In the years since 9/11, US has entered an age of endless war. With little debate or discussion, the United States carries out military operations around the globe. It hardly matters who’s president or whether liberals or conservatives operate the levers of power. The United States exercises dominion everywhere.
In Humane: How the United States Abandoned Peace and Reinvented War, Samuel Moyn asks a troubling but urgent question: What if efforts to make war more ethical - to ban torture and limit civilian casualties - have only shored up the military enterprise and made it sturdier? Moyn looks back at a century and a half of passionate arguments about the ethics of using force, from the 19th-century struggle to make war less lethal to the eventual shift from opposing the crime of war to opposing war crimes, with fateful consequences.

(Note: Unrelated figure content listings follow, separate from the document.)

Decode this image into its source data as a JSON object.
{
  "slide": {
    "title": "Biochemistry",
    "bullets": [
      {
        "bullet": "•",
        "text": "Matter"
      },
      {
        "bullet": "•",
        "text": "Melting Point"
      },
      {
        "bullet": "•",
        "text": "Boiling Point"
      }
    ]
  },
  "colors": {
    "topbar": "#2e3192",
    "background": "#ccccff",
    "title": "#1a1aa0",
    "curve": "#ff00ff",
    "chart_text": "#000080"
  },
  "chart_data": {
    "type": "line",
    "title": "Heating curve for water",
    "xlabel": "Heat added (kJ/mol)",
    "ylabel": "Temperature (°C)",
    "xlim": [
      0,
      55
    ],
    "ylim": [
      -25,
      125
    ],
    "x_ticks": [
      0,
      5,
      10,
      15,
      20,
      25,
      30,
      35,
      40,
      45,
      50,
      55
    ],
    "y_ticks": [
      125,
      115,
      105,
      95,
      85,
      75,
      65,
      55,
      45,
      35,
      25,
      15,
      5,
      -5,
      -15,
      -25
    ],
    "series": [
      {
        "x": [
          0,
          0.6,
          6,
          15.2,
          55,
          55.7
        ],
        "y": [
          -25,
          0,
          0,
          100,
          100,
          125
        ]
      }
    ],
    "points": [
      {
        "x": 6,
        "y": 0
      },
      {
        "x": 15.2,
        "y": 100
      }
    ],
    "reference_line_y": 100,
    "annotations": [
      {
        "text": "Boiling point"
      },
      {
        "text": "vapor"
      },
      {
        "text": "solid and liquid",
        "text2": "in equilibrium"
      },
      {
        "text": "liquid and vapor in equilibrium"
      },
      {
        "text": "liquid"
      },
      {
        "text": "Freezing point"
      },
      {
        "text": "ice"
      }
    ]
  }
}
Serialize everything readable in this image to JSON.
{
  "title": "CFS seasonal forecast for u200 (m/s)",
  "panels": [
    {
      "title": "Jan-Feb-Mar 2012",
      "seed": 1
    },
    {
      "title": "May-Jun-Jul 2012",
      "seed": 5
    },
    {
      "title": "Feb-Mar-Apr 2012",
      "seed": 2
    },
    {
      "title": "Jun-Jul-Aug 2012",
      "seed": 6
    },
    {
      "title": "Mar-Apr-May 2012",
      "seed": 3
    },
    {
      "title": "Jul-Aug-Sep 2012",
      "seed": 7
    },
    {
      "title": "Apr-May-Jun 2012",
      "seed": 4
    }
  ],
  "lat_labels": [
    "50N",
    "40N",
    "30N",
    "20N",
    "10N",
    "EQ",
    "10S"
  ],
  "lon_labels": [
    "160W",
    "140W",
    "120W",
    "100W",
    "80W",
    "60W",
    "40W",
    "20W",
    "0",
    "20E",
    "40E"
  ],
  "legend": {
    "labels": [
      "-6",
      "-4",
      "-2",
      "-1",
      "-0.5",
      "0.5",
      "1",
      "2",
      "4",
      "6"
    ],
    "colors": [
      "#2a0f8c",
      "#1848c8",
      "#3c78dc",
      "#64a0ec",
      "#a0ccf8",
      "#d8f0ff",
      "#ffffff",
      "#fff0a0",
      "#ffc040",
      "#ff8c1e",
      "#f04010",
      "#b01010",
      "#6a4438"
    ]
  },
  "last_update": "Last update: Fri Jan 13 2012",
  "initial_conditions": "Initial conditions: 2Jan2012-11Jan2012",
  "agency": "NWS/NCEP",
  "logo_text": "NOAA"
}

The ramifications of this shift became apparent in the post-9/11 era. By that time, the US military had embraced the agenda of humane war, driven both by the availability of precision weaponry and the need to protect its image. The battle shifted from the streets to the courtroom, where the tactics of the war on terror were litigated, but its foundational assumptions went without serious challenge. These trends only accelerated during the Obama and Trump presidencies. Even as the two administrations spoke of American power and morality in radically different tones, they ushered in the second decade of the “forever” war.
Humane is the story of how America went off to fight and never came back, and how armed combat was transformed from an imperfect tool for resolving disputes into an integral component of the modern condition. As American wars have become more humane, they have also become endless. This provocative book argues that this development might not represent progress at all.